Twenty-seven years later, she returns to Corsica with her husband and their sulky teenage daughter. Clotilde wants the trip to do two things – to help exorcise her past, and to build a bridge between her and her daughter. But in the very place where she spent that summer all those years ago, she receives a letter. From her mother. As if she were still alive.
As fragments of memory come back, Clotilde begins to question the past. And yet it all seems impossible – she saw the corpses of her mother, her father, her brother. She has lived with their ghosts. But then who sent this letter – and why?
There are lots of intelligent components in this international thriller; The backstory in the form of a real-time teenage diary. Corsica’s way of life that is often at odds with the legal system and government that allows illegality to go unpunished and the parallels between the family in August 1989 and the family in 2016.

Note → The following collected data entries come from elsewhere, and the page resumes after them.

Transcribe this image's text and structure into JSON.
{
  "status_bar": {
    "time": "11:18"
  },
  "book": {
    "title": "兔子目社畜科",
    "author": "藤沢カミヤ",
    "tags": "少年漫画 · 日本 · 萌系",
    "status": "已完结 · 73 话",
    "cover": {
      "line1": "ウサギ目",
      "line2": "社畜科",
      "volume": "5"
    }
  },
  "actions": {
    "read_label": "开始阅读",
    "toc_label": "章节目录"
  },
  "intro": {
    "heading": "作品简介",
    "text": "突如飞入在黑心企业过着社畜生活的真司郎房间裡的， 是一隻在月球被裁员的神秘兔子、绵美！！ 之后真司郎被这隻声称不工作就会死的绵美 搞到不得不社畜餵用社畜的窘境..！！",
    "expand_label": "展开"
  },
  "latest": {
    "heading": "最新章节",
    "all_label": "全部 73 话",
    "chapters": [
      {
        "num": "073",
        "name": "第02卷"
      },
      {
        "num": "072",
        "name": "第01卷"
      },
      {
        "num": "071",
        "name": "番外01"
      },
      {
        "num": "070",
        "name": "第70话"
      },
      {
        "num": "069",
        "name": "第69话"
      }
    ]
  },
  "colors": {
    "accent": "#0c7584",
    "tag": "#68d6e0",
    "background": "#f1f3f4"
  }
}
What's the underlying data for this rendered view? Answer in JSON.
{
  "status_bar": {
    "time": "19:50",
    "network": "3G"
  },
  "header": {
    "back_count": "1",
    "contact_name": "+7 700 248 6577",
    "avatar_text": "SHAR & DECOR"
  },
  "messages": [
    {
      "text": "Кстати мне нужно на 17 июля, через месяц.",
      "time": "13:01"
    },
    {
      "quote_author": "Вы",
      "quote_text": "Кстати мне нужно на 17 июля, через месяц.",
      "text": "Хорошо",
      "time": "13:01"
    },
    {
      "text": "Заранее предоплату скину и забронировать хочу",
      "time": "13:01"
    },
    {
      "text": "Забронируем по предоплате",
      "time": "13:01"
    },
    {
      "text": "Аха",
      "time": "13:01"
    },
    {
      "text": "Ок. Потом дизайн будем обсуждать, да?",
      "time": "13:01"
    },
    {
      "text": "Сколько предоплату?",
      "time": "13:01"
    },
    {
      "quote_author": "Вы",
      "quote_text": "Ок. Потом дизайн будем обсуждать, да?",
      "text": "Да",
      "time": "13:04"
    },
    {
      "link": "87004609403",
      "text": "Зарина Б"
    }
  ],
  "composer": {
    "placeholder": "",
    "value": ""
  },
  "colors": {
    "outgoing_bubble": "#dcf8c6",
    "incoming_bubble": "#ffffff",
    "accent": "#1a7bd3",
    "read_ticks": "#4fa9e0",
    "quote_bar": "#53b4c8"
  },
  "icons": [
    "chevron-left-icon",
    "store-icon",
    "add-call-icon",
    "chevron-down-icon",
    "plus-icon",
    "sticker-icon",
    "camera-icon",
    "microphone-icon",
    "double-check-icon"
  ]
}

The characterisation is convincing and compelling, through Clotilde’s eyes they come alive both in the past and present. The twisty plot takes away as many clues as it gives and to truly understand it you must accept the Corsican culture’s uniqueness.
Compelling and detailed it’s a page-turning read but a very long story. The repetition is necessary for the story as Clotilde’s memories return but this adversely affects the pacing and reduces the impact of the revelations.
There is an overriding sadness to this story of loss and, so many lives blighted but the ending is adrenaline-fueled and suspenseful, and the balance of good and evil returns.
I received a copy of this book from the Orion Publishing Group W&N via NetGalley in return for an honest review.